Prime Minister Christie was speaking at the December 21, 2012 commemoration ceremony on Blake Road and West Bay Street, to mark the 50th Anniversary of the visit of President Kennedy to The Bahamas as well as the signing of the Nassau Agreement .

“While the world was living in a state of transition from the order of the World Wars to a bipolar division of global hegemony, The Bahamas was undergoing its own internal political shift,” he said.

“The General Election of 1962 was the first election under universal suffrage, and we celebrated the 50th anniversary of women’s suffrage this past May. However, the victory of women’s suffrage was dampened by the anachronistic system of suffrage based on property ownership and gerrymandering.

“The nascent Progressive Liberal Party had won the popular vote, but the United Bahamian Party, composed of the landed, white Bahamian elites, swept to a clear majority of 18 seats out of 33 in the House of Assembly.”

The Prime Minister said that when President Kennedy emerged from one of the tense meetings with Macmillan, he noticed a group of young Bahamians with placards, peacefully occupying the space allotted to them by the Commissioner of Police.

President Kennedy walked over and asked them why were they  “demonstrating”.

Prime Minister Christie explained that the National Committee for Positive Action was a group of young, progressively minded individuals who felt the electoral system under which they carried out the highest of their civic duties was not designed to benefit the larger society.

“They were demonstrating the inequality and inequity of the electoral system under which they had to abide as a British colony.  President Kennedy abandoned protocol and his security detail and spoke with them a while, and then invited five of them to lunch with him.”

The Prime Minister said, “The political implications of such a gesture were great and transcended borders.  While the struggle for civil rights raged in the United States, President Kennedy had lunch with future black leaders of The Bahamas, including a young Sir Arthur Foulkes, our Governor-General.

“While the UBP and the elites of Bahamian society looked down upon them, one of the most powerful men, if not, the most powerful man in the world, sat down and shared a table and conversation with them.”

Prime Minister Christie said it is said that following President Kennedy’s planting of the tree on the corner, the President said he would return in five years to see how it had grown.

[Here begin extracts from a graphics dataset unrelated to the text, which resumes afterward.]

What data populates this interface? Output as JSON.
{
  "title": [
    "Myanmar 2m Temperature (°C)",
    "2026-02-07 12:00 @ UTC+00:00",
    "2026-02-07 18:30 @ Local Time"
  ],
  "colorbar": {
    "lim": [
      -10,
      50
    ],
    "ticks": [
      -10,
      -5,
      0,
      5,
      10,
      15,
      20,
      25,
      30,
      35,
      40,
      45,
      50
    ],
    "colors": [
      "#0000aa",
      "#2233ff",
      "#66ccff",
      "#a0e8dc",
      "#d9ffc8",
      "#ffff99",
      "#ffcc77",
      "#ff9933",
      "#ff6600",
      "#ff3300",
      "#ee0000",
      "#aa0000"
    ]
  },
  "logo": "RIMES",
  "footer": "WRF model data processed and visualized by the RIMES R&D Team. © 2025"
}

“Unfortunately, as history tells us, this was not to be.  But we mark this 50th anniversary of the visit of a fine man and a bold President, hoping that he has seen not only how his tree has grown, but how the relations between the United States and the United Kingdom have grown deeper and firmer through years of coordinated action, and how the relations between United States and The Bahamas have grown ever deeper since our independence, as we have asserted ourselves, often in step, regionally and internationally.”